Estha resucitaba de entre los muertos, se ponía de pie sobre la cama y decía: «Et tu, Kochu María? Entonces, ¡muere, Estha!», y volvía a morirse.

Kochu María estaba convencida de que Et tu era una obscenidad en inglés y esperaba el momento adecuado para quejarse de Estha a Mammachi.

La señora del coche de al lado tenía migas de bizcocho en la boca. Su marido encendió un cigarrillo torcido después de comerse el bizcocho. Soltó dos colmillos de humo por los agujeros de la nariz que le hicieron parecerse, durante un brevísimo instante, a un jabalí. La señora Jabalí le preguntó a Rahel cómo se llamaba, con una vocecita aniñada.

Rahel no le hizo caso e, inadvertidamente, hizo una pompa de saliva.

Ammu odiaba que hicieran pompas de saliva. Decía que le recordaban a Baba, su padre. Decía que solía hacer pompas de saliva y balancear las piernas. Según Ammu, así se comportaban los oficinistas, no los aristócratas.

Los aristócratas eran gente que no hacía pompas de saliva ni balanceaba las piernas. Ni hacían ruido al tragar la comida.

Aunque Baba no era oficinista, Ammu decía que a veces se comportaba como si lo fuera.

A veces, cuando estaban solos, Estha y Rahel jugaban a que eran oficinistas. Hacían pompas de saliva, balanceaban las piernas y fingían comer glugluteando como pavos. Se acordaban de su padre, al que habían conocido en el periodo de entreguerras, la de China y la del Paquistán. Una vez les había permitido dar unas caladas a su cigarrillo y después se molestó porque lo habían chupeteado y le dejaron el filtro húmedo de saliva.

– ¡No es un maldito caramelo! -dijo, enfadado de verdad.

Se acordaban de sus enfados. Y de los de Ammu. Se acordaban de una vez en que sus padres los habían zarandeado de un lado a otro de la habitación, de Ammu a Baba y de Baba a Ammu, como bolas de billar. Ammu no paraba de empujar a Estha lejos de ella, diciendo: «Ahí lo tienes. Tú te quedas con uno, yo no puedo ocuparme de los dos». Tiempo después, cuando Estha le preguntó a Ammu sobre lo ocurrido, ella lo abrazó y le dijo que habían sido figuraciones suyas.

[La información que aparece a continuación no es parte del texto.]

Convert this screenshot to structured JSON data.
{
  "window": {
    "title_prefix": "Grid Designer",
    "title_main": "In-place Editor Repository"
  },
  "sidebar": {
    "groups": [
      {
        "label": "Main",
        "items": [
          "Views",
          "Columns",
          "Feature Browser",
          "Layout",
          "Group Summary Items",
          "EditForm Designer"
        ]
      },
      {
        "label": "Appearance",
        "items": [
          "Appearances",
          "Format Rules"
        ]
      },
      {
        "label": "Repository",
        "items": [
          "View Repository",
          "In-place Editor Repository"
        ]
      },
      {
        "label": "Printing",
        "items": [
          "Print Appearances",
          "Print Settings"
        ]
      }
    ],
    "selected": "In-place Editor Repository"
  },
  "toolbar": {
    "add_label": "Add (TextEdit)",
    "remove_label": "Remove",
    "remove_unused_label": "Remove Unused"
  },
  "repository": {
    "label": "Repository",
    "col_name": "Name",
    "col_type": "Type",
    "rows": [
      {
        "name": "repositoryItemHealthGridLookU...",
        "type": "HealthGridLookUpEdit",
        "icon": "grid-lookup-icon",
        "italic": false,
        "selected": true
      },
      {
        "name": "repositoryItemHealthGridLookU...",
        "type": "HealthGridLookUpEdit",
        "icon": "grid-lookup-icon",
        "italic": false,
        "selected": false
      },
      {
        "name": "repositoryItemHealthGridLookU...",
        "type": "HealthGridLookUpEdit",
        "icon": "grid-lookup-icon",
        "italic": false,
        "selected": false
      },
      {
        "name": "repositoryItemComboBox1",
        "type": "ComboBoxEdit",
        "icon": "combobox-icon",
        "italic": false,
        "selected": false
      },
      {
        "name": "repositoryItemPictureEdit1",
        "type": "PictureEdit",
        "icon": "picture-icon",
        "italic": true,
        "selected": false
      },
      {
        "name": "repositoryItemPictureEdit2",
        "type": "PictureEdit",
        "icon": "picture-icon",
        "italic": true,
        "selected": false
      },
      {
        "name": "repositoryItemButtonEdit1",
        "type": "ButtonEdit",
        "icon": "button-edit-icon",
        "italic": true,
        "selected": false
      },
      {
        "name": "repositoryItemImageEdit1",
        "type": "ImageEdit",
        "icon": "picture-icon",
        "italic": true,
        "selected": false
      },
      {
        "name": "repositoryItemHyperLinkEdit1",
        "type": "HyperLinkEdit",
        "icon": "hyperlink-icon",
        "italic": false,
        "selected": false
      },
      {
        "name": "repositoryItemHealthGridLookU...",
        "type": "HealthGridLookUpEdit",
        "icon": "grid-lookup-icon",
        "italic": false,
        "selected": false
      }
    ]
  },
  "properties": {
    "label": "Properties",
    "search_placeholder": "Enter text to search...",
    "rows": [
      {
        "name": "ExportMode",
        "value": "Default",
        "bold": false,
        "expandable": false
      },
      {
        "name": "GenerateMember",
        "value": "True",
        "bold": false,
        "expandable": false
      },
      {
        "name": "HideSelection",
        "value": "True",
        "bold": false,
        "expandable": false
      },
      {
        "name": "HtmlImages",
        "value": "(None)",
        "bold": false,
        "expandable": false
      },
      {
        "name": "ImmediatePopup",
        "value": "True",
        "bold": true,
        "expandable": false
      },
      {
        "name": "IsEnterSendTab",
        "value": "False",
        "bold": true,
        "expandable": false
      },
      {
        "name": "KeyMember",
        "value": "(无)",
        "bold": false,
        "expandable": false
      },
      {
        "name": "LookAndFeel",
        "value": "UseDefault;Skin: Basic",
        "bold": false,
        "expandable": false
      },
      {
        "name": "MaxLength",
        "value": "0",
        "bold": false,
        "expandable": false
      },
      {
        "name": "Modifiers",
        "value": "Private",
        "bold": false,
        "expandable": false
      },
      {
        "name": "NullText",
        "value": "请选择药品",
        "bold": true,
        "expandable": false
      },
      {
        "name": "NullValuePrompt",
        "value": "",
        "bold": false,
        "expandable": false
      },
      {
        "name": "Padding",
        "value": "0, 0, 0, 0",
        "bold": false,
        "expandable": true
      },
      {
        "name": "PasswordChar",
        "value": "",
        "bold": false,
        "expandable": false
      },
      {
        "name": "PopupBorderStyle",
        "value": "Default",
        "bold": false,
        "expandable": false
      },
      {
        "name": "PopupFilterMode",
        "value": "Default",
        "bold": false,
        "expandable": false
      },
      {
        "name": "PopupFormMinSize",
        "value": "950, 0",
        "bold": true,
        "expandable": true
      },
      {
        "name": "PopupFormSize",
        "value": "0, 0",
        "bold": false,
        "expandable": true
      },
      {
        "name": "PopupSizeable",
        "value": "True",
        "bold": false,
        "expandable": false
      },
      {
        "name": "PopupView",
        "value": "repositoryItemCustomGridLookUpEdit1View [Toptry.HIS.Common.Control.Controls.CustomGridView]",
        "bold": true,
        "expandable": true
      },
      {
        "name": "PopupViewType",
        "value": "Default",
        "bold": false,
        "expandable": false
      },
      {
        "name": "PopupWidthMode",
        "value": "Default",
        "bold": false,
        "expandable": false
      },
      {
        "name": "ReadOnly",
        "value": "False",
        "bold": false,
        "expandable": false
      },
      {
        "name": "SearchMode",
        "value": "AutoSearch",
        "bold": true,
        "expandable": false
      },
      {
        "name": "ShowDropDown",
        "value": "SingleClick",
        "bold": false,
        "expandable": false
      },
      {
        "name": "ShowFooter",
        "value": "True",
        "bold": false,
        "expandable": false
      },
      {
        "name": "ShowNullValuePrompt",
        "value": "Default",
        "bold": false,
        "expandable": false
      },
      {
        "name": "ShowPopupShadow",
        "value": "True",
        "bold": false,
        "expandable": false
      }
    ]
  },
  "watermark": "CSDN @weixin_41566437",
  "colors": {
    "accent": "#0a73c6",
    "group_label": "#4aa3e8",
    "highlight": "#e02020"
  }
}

En la única foto que habían visto de su padre (y que Ammu sólo les enseñó una vez), llevaba gafas y una camisa blanca. Parecía un jugador de criquet, estudioso y guapo. Con un brazo sostenía sobre sus hombros a Estha, que sonreía y apoyaba la barbilla sobre la cabeza de su padre. Con el otro brazo sostenía en vilo a Rahel, apretada contra su cuerpo. Las piernas le colgaban, y parecía enfurruñada y de mal humor. Alguien les había pintado unos parches rosados en las mejillas.